やるだけのことをやって 考えるだけ考え抜いたなら、
あとは思い切って勇気を出し、 真っ暗な川の流れのただ中に飛び込まなくてはならない。
そして流されるままに、 どこまでもどこまでも深く 川底まで沈んでいかなくてはならない。
すべての努力・意志の力(サンカーラ)を放棄して諦あきらめ、
努力とはまったく反対のものに 任せなくてはならない。
それは、完全に負けて 武装解除する(サレンダー)こと。 自我の鎧を 脱ぎ捨てること。
自分:識の力では もうどうにもできないと、降参すること【他力:祈り】
「他力」 の 「他」 とは 「識の他」 という意味で、 それは 「識」 でない 「座」 のことである。
「祈り」 とは、 識である自我の力を手放して 自我ではない 「座」 に祈る、ということ。
しかし 鎧なら脱ぐのは痛くないが、
完全に負けることの実際は 自分の皮膚を引き剥がすような とても辛い作業だ。
だが ここを通過する以外に 彼岸に至る道はない。
そのとき、どんな思考も どんな努力・意志の力も 邪魔者以外のなにものでもない。
そうすると 不思議なことが起こる。
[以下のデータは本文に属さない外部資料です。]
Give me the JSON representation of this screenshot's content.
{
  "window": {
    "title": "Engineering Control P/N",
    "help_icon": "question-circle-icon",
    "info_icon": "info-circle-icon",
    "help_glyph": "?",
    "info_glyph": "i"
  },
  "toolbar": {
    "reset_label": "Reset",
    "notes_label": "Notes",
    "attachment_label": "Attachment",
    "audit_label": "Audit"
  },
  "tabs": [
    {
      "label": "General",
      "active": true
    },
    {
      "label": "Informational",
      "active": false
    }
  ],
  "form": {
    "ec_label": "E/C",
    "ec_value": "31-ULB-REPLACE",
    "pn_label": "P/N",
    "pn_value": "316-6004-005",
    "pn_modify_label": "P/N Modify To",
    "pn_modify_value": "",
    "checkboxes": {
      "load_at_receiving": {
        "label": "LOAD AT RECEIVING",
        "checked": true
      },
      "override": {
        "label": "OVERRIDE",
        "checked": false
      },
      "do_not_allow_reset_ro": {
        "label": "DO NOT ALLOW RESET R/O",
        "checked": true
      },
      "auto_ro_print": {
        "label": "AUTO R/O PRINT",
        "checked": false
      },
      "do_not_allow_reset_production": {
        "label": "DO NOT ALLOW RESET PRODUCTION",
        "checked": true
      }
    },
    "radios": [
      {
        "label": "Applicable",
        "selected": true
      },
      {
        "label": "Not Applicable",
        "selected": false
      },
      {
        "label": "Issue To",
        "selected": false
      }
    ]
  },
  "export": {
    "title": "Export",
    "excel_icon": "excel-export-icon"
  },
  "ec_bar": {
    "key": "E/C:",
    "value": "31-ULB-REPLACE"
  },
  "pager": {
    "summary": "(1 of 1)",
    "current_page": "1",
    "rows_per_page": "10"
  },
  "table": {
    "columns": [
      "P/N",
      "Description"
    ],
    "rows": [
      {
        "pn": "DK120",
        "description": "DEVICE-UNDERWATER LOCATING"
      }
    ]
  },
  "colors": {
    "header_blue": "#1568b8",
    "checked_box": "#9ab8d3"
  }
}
沈み込んでいって 川底にたどり着いたとき、
思考では けっして理解できなかったことが、「般若という智慧」 で理解できるようになる。
それは、 無我という自分の本質に目覚めることであり、 その 「智慧」 は思考を超えたものである。
再び 顔を出した川面の目の前は 対岸の「彼岸」であり、
その彼岸に立った「わたし」は、「何ものでもないもの」 であった。
いずれにせよ 思考は 便利な道具ではあるが、やはり 道具に過ぎない。
道具に過ぎないものを まるで 神であるかのごとく祭り上げ、
自分の全存在を それに捧げようとするのは、もう止めよう。
思考(知性・理性)より大切なものがある。
そして その思考(想:マインド)こそが、真理を阻むものであったことに 気づこう。
われわれの本性(仏性:座)は、
マインド(要素)に頼ることなしに すでに すべてを知っていたのだ。
なのに それを忘れていたのは、思考が 仏性を覆い隠していたからだ。
「要素:マインド」 が 「わたし」 なのではなく、
それを観ている「座」 の方が 本当の 「わたし」 なのだ。
「わたし」の統合を阻んでいたものも、また「思考」であった。